The study included 20 Japanese volunteers divided into two groups of 10 obese and 10 lean individuals. The average body mass index was 38.1 kg/m2 in the obese group and 16.6 kg/m2 in the lean group, a statistically significant difference. Fecal samples from these volunteers formed the basis of all microbial community comparisons.
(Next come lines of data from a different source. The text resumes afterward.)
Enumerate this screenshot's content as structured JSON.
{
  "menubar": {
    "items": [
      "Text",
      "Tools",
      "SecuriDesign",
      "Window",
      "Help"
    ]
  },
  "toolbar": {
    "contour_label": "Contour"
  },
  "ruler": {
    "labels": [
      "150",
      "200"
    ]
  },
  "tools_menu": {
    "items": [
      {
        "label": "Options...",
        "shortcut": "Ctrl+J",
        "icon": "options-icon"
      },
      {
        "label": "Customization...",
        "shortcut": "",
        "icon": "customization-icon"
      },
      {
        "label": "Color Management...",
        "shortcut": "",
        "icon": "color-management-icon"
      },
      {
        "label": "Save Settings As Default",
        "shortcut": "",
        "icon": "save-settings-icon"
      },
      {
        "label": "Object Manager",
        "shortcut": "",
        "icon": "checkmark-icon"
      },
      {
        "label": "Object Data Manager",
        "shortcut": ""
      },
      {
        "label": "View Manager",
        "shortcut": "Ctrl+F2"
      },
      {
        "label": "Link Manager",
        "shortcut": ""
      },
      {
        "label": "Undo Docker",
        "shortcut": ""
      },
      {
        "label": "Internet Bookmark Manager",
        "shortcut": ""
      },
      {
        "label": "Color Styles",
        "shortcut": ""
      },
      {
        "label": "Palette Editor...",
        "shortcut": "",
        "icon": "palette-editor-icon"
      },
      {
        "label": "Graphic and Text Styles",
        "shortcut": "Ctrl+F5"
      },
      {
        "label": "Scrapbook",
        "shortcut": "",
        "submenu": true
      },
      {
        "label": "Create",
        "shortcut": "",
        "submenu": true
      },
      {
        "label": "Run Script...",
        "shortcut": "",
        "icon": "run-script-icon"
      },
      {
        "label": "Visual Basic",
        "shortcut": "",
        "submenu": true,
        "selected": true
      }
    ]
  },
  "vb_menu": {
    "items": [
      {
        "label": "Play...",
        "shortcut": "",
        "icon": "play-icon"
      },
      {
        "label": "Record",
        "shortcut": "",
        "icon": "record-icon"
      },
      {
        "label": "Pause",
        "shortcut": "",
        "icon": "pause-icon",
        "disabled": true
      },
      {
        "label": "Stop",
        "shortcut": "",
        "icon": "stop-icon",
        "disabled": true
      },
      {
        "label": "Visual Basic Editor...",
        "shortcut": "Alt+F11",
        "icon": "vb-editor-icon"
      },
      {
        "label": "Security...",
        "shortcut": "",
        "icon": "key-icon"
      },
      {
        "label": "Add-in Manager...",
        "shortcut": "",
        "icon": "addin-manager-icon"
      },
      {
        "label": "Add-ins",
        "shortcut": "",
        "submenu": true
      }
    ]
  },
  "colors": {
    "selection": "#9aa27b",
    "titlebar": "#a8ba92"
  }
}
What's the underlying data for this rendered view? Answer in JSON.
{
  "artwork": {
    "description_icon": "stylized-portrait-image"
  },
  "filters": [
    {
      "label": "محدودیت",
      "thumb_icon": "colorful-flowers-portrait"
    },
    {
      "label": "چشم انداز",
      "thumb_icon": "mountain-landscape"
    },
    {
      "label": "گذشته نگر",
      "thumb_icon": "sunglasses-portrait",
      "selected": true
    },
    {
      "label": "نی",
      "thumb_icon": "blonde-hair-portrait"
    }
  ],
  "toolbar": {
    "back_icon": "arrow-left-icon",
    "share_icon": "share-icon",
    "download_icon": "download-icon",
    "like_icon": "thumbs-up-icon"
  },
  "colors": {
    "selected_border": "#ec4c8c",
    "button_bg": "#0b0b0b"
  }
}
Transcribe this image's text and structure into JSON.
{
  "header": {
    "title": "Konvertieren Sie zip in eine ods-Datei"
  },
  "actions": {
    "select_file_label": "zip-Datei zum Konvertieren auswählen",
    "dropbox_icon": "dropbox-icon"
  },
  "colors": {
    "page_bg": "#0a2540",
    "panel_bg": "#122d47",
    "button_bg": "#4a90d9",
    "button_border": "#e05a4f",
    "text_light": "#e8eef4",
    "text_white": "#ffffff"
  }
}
What were the most important findings?
The lean group showed significantly higher Shannon diversity than the obese group, indicating greater microbial richness and evenness. Firmicutes and Fusobacteria were significantly more abundant in obese participants, while the Bacteroidetes abundance and Bacteroidetes/Firmicutes ratio did not differ between groups. At the genus level, Alistipes, Anaerococcus, Corpococcus, Fusobacterium, and Parvimonas were enriched in obese individuals, while Bacteroides, Desulfovibrio, Faecalibacterium, Lachnoanaerobaculum, and Olsenella were enriched in lean individuals. Notably, Faecalibacterium prausnitzii, a species known for anti-inflammatory properties, increased significantly in the lean group, whereas pro-inflammatory species increased in the obese group.
What are the greatest implications of this study?
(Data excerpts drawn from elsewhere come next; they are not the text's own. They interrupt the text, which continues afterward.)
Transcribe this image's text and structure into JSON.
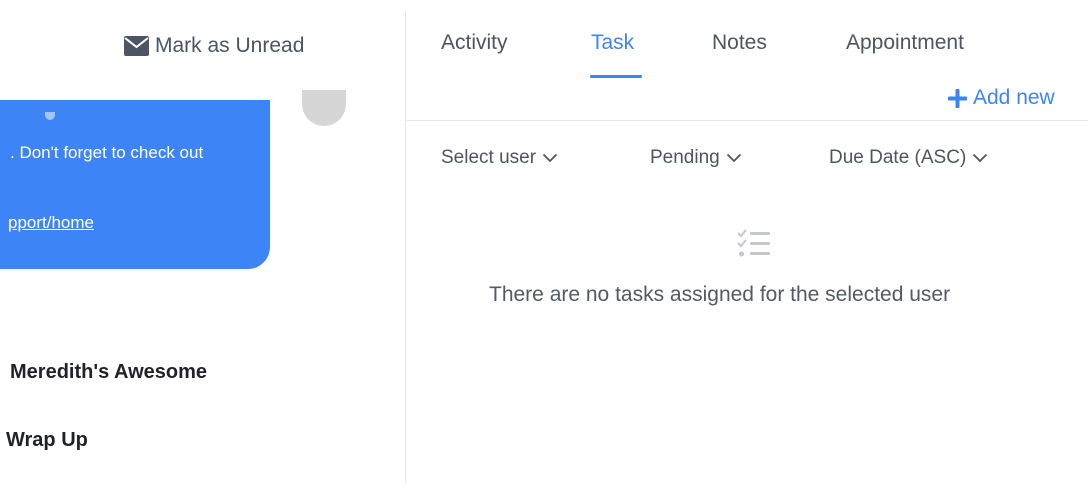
{
  "left_pane": {
    "mark_unread_label": "Mark as Unread",
    "icons": {
      "mark_unread": "envelope-icon"
    },
    "message_bubble": {
      "line": ". Don't forget to check out",
      "link": "pport/home",
      "color": "#3d85f7"
    },
    "conversations": [
      {
        "title": " Meredith's Awesome"
      },
      {
        "title": "Wrap Up"
      }
    ]
  },
  "tasks_pane": {
    "tabs": [
      {
        "label": "Activity",
        "active": false
      },
      {
        "label": "Task",
        "active": true
      },
      {
        "label": "Notes",
        "active": false
      },
      {
        "label": "Appointment",
        "active": false
      }
    ],
    "add_new_label": "Add new",
    "filters": {
      "user": "Select user",
      "status": "Pending",
      "sort": "Due Date (ASC)"
    },
    "empty_state": {
      "icon": "checklist-icon",
      "message": "There are no tasks assigned for the selected user"
    },
    "accent_color": "#3d85f7"
  }
}
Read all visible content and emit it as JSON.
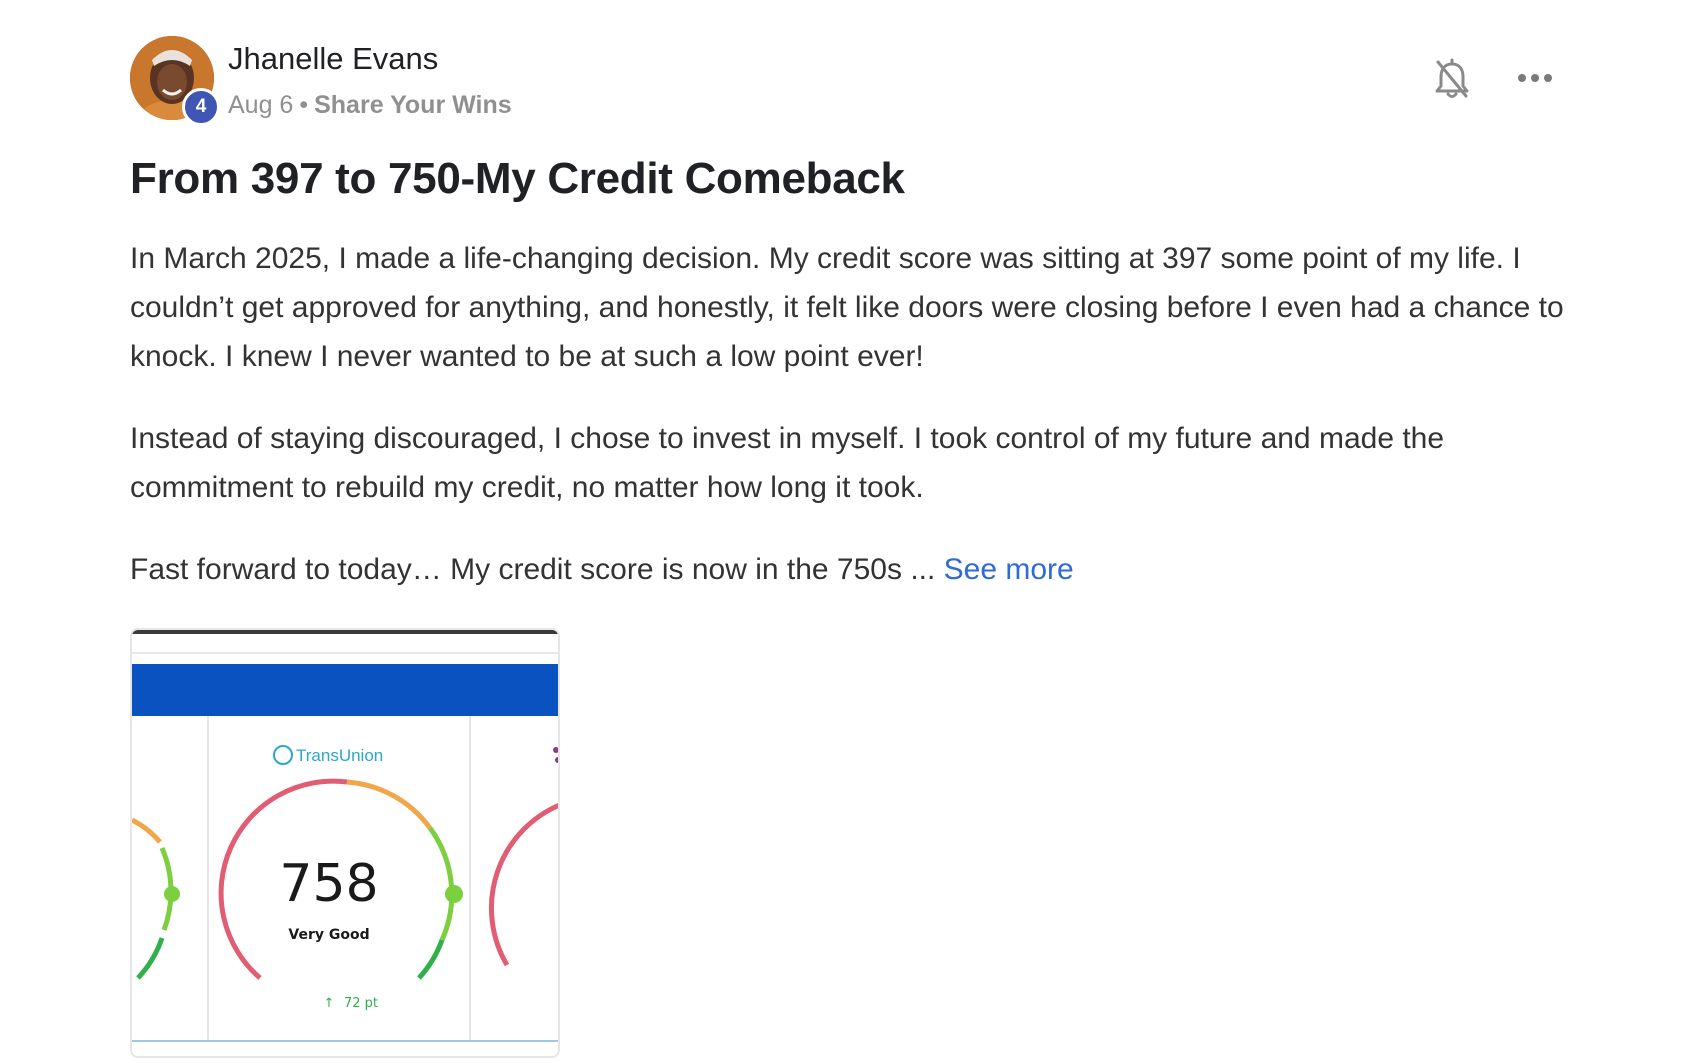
{
  "post": {
    "author": "Jhanelle Evans",
    "level": "4",
    "date": "Aug 6",
    "separator": "•",
    "category": "Share Your Wins",
    "title": "From 397 to 750-My Credit Comeback",
    "paragraphs": [
      "In March 2025, I made a life-changing decision. My credit score was sitting at 397 some point of my life. I couldn’t get approved for anything, and honestly, it felt like doors were closing before I even had a chance to knock. I knew I never wanted to be at such a low point ever!",
      "Instead of staying discouraged, I chose to invest in myself. I took control of my future and made the commitment to rebuild my credit, no matter how long it took."
    ],
    "last_paragraph": "Fast forward to today… My credit score is now in the 750s ...",
    "see_more_label": "See more"
  },
  "icons": {
    "notifications": "bell-off-icon",
    "more": "more-horizontal-icon"
  },
  "attachment": {
    "bureau": "TransUnion",
    "score": "758",
    "rating": "Very Good",
    "change": "72 pt",
    "colors": {
      "header_bar": "#0a52c0",
      "gauge_red": "#e15d73",
      "gauge_orange": "#f0a64a",
      "gauge_green": "#7ccf3e"
    }
  }
}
These findings support a link between reduced gut microbial diversity, a shift toward pro-inflammatory taxa, and obesity in a Japanese population. The enrichment of anti-inflammatory commensals like Faecalibacterium prausnitzii in lean individuals suggests that gut microbial composition may influence inflammatory tone and metabolic health. This work adds population-specific evidence to the broader case that gut microbiota profiling could inform obesity risk assessment or targeted interventions, though causality cannot be established from this comparative design.
Obese subjects clustered by gut microbiota composition showed lower bacterial diversity, a reduced Bacteroidetes/Firmicutes ratio, more Proteobacteria, and detectable fecal
calprotectin linked to systemic inflammation.
What was studied?
This study investigated how the composition of the human intestinal microbiota relates to intestinal permeability and both local and systemic inflammation in obesity. Researchers profiled fecal microbiota using a phylogenetic microarray and compared this to markers of gut and whole-body inflammation. They also assessed gastroduodenal, small intestinal, and colonic permeability using a multisaccharide test, alongside metabolic markers such as HbA1c, transaminases, and lipids.
Who was studied?
The study population consisted of 28 subjects spanning a wide BMI range of 18.6 to 60.3 kg/m2, covering both nonobese and obese individuals. Based on microbiota composition, these subjects segregated into two clusters: one made up predominantly of obese participants (15 of 19) and another made up exclusively of nonobese participants (9 of 9). This design allowed comparison of inflammatory and permeability measures across microbiota-defined groups rather than by BMI category alone.
What were the most important findings?
Intestinal permeability did not differ between the two microbiota clusters, but the obese-predominant cluster showed reduced bacterial diversity, a decreased Bacteroidetes to Firmicutes ratio, and an increased abundance of potentially proinflammatory Proteobacteria. Fecal calprotectin, a marker of intestinal inflammation, was only detectable in a subset of subjects within the obese microbiota cluster (8 of 19, P = 0.02). Plasma C-reactive protein, a marker of systemic inflammation, was also increased in these subjects, linking microbiota composition to both local and systemic inflammatory signals.
What are the greatest implications of this study?
The findings suggest that a distinct, less diverse microbiota profile enriched in Proteobacteria and depleted in Bacteroidetes relative to Firmicutes is associated with detectable gut and systemic inflammation in some obese individuals, independent of measured intestinal permeability. This points to microbiota composition, rather than barrier leakiness alone, as a candidate driver or marker of the inflammatory state seen in obesity. These results support further work on microbiota-targeted strategies to address obesity-associated inflammation.